The wife looked at Bonnie, mouth agape.
“Completely normal to have flu-like symptoms for a couple of hours following the donation.”
The wife shook her head and removed her sweater, draping it over Newman’s shoulders. Sniffing, Newman squeezed her hand and gently swung his feet off the table.
When the couple was gone and the other nurses were cleaning and collapsing the tables, Bonnie marched to her office and, still standing, opened her donor dashboard. Relief rained over her at the sight of her quota circle: green, full, and 104.3 years. A century in a year, a decade in a day. It was 4:35.
Bonnie shut down the computer and pulled on her coat. When she started this job, she wondered if the system recorded donation volumes per patient. She figured it had to. They must monitor the donation volumes to ensure no one exceeds the five-year policy, right? At the very least, they performed audits, of course? She’d given them too much credit. Nobody had time to care. If the quotas were full and no complaints came through, it was all kosher. The wife might complain, maybe, but she hadn’t seen the harvest volume, and her husband walked out of the clinic, so her complaint—if it even appeared—had no legs to go anywhere.

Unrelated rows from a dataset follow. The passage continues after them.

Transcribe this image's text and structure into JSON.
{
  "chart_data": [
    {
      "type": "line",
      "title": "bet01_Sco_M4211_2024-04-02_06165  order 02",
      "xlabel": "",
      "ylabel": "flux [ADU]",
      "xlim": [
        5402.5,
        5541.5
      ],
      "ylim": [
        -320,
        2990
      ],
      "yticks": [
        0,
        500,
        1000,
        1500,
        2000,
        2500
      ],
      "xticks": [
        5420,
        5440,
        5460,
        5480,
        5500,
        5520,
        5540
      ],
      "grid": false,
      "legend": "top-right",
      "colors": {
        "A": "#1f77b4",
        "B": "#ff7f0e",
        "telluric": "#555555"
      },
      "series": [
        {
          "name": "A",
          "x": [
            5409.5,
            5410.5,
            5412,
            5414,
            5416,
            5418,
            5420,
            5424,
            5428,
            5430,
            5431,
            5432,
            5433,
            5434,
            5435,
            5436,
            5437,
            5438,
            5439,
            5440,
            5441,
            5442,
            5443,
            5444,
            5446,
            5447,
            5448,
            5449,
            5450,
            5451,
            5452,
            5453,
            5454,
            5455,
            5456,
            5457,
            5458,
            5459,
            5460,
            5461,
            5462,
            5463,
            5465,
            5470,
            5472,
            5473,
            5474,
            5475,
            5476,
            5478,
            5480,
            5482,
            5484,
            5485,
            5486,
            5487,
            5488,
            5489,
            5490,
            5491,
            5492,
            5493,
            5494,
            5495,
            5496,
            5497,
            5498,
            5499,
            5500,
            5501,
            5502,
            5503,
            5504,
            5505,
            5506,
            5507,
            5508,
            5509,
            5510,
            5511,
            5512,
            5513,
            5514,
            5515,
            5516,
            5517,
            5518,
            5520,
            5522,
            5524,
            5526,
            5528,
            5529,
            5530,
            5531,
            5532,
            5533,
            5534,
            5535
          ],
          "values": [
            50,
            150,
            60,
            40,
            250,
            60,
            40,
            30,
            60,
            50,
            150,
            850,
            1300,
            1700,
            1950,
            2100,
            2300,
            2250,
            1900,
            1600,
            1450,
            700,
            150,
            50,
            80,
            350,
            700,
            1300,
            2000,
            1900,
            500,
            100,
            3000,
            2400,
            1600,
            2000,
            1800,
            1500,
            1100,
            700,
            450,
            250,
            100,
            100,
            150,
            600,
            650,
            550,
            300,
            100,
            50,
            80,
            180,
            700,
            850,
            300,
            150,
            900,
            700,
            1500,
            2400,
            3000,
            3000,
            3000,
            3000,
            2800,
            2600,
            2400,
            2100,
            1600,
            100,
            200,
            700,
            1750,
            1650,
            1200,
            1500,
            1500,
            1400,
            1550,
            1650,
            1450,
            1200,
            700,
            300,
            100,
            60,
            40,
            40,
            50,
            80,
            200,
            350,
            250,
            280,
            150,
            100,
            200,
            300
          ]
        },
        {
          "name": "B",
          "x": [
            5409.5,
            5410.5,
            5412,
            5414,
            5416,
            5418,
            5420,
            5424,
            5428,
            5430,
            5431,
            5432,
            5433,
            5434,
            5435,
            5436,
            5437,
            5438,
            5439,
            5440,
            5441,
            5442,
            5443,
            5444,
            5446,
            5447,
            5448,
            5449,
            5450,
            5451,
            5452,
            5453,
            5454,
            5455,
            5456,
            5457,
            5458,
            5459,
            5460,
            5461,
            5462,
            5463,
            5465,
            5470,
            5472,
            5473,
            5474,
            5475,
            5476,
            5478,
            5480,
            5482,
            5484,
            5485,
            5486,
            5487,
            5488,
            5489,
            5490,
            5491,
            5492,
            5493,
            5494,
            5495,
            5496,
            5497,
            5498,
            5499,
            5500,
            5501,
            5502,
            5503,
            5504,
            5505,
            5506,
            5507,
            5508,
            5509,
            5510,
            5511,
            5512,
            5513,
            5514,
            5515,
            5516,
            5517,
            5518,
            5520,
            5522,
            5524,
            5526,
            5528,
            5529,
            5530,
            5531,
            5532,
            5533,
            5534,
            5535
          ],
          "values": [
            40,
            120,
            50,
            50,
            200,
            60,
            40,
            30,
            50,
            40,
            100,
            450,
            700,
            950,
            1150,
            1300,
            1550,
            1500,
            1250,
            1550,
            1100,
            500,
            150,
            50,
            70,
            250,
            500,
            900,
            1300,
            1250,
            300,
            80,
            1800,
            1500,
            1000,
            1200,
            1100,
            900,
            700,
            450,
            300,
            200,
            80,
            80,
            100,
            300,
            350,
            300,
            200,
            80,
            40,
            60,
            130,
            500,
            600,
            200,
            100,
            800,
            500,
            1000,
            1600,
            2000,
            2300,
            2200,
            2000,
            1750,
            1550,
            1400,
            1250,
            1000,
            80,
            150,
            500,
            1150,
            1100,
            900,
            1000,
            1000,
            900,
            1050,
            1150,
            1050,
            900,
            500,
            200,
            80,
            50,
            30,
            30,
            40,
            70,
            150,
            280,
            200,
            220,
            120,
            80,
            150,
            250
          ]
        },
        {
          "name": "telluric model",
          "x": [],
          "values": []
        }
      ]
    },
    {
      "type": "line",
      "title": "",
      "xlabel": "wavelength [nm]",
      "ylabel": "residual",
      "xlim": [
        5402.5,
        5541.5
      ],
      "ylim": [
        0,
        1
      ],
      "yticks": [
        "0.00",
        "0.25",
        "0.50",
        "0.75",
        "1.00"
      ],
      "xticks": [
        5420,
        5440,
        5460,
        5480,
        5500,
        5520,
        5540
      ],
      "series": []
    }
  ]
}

As Bonnie closed her office and crossed the donation floor, the assistant nurse trailed her.
“When you unplugged the—”
“You’re all good.” Bonnie didn’t slow her stride. “All months are accounted for.”
“The—”
“All six.” Bonnie zipped her jacket. “Even a little extra.”
“Extra?” The nurse paused by the door.
“Merry Christmas.” Bonnie patted her shoulder and exited the room.
As she crossed the atrium, her padded shoes squeaking over the tile, Bonnie withdrew her phone. She opened the map app and navigated to her mother’s nursing home. As the route loaded, she caught a whiff of cigar smoke and looked up. Stravos was shuffling across the atrium, his pearly implants shining between his leathery orange lips. He was smiling at her. Not a smile of recognition, but a grin that modeled his desired behavior. Say what you want, but this old geezer was the real donor—his monthly injection fees kept the clinic open; you didn’t need an accountant to figure that out. Not returning the smile, Bonnie looked back at her phone as they passed. All routes were yellow, and her ETA was a few minutes behind schedule. She fished the car keys from her coat pocket and hastened her stride. If the lights turned in her favor and she drove a bit faster, she might just make it.